About the Church

We are an open church, and welcome all people without distinction.

We seek to know God more fully, and to follow the example of Jesus of helping people in practical ways, and of sharing God’s invitation to us all

St Andrew’s exists to be a spiritual resource for  both young and old. We try to create an atmosphere which helps people to reflect on the holiness of God, and what God means in our lives. Our services are thoughtful, musical, dignified, but also relaxed. The organ and choir lead our singing.

Every two months we offer Taizé style worship in the evening.

We believe Christians should try to make the world a better place. We support development work and Christian charities abroad, and we support work in Watford among the homeless, the less well-off,  and in the Town Centre.

Our hall is used by local community groups such as a pre-school, support groups, and other activities.

HISTORY

St. Andrew’s owes its location to the railway. A line was opened in 1837, and it was decided that a church was needed to serve the new population that this had created. Work began in 1853 and St Andrew’s became the first Anglican church to be built in Watford since the Reformation. It was designed by the noted architect S. S. Teulon, and was consecrated in 1857.

A south aisle was added in 1866 and a permanent north aisle in 1872.

In 1979 the north aisle was remodelled to provide a church hall and other facilities. A new foyer and accessible toilet were added in 2007.

The tower clock was presented in 1883, and also a peal of hemispherical chimes. In its prime the clock was so well-known for its accuracy that express train drivers were reputed to set their watches by it.

The church has a fine three-manual organ, still in original condition, made by Brindley and Foster which was installed in 1883.

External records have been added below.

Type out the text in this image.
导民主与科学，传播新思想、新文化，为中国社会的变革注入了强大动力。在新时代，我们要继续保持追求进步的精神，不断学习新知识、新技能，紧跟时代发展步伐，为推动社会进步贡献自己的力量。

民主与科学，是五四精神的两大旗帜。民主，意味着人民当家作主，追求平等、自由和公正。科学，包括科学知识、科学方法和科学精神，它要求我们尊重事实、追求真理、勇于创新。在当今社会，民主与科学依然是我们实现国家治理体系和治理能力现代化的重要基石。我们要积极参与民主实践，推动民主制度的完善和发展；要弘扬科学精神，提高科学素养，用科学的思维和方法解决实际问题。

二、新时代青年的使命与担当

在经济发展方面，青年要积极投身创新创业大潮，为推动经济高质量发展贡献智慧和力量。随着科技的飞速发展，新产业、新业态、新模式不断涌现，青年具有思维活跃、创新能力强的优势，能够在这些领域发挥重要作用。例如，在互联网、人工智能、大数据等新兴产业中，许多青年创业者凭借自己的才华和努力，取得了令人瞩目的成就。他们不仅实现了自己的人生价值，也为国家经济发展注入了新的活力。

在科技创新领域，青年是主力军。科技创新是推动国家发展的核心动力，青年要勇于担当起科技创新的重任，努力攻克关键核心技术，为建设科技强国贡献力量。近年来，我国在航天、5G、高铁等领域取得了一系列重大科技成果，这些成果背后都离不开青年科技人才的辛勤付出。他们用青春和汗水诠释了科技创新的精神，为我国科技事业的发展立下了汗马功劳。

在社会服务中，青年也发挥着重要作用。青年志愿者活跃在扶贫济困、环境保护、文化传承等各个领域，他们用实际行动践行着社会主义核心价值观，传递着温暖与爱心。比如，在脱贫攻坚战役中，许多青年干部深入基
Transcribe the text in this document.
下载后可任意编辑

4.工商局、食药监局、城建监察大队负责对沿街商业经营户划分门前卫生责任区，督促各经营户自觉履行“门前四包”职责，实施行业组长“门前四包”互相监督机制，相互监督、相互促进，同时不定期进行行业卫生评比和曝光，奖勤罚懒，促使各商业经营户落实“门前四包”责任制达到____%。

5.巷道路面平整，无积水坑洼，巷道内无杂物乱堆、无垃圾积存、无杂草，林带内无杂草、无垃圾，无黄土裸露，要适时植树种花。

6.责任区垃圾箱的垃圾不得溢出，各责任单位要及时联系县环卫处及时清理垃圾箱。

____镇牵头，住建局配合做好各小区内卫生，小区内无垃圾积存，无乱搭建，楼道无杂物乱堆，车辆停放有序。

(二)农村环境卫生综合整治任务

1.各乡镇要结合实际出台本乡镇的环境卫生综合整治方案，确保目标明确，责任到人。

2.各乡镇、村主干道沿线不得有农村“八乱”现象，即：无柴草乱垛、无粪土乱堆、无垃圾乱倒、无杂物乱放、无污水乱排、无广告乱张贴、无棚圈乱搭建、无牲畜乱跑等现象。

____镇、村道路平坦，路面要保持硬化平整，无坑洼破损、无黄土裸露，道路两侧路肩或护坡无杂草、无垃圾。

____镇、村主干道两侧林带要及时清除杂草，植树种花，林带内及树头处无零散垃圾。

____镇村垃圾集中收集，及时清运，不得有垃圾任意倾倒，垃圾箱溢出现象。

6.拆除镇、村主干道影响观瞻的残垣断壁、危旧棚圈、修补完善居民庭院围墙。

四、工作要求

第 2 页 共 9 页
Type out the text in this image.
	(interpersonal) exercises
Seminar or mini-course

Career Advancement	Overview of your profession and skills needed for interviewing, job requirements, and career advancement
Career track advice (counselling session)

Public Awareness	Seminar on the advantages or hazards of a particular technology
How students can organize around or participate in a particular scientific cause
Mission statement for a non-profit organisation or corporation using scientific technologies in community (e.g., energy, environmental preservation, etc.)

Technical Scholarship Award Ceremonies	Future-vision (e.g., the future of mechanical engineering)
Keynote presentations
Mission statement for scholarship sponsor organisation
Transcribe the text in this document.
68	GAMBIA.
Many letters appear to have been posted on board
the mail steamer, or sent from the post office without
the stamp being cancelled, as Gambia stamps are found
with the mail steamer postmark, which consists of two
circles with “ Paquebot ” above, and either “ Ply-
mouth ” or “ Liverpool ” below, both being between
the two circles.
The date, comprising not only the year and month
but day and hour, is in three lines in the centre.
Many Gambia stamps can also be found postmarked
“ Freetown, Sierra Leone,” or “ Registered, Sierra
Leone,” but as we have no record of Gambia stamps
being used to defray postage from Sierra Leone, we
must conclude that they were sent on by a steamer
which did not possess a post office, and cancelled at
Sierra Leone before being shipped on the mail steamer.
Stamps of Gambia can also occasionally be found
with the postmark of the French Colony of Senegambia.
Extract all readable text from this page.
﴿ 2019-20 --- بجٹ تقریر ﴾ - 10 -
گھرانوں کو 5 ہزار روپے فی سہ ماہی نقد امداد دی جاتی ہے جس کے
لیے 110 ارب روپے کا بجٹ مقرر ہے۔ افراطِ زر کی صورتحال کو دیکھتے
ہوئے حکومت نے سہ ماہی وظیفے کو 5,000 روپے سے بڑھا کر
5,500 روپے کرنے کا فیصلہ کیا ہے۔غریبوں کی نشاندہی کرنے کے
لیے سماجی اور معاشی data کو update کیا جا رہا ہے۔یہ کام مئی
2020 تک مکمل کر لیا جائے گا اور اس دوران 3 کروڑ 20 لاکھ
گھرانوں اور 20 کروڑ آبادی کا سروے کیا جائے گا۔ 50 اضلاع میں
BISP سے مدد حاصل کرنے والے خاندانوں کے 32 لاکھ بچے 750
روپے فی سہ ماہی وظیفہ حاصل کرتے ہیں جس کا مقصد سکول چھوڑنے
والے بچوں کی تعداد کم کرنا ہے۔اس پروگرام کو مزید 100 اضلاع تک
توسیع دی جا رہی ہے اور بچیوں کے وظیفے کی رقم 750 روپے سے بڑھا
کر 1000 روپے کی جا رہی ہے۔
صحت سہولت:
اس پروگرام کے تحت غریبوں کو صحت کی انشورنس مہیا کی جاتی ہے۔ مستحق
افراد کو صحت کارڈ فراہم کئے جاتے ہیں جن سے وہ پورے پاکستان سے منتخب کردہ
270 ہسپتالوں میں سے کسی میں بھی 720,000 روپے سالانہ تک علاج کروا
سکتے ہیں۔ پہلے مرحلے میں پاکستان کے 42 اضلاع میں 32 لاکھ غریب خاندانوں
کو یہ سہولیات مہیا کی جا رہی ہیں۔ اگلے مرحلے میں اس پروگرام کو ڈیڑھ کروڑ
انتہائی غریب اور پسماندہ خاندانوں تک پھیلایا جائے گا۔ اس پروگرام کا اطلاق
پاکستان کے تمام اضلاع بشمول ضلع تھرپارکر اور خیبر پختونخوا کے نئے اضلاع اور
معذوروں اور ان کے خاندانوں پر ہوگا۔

Most of the stained glass is Victorian, but the oldest windows, which came from a collection in Kensington, are nine Flemish medallions dating from around 1640. The strawberry design of their borders resembles a sample in the Victoria and Albert Museum.

More recently, the Church has been used as a location on several occasions, and will be familiar to viewers of EastEnders as one of a number of local churches used by the series for weddings and baptisms.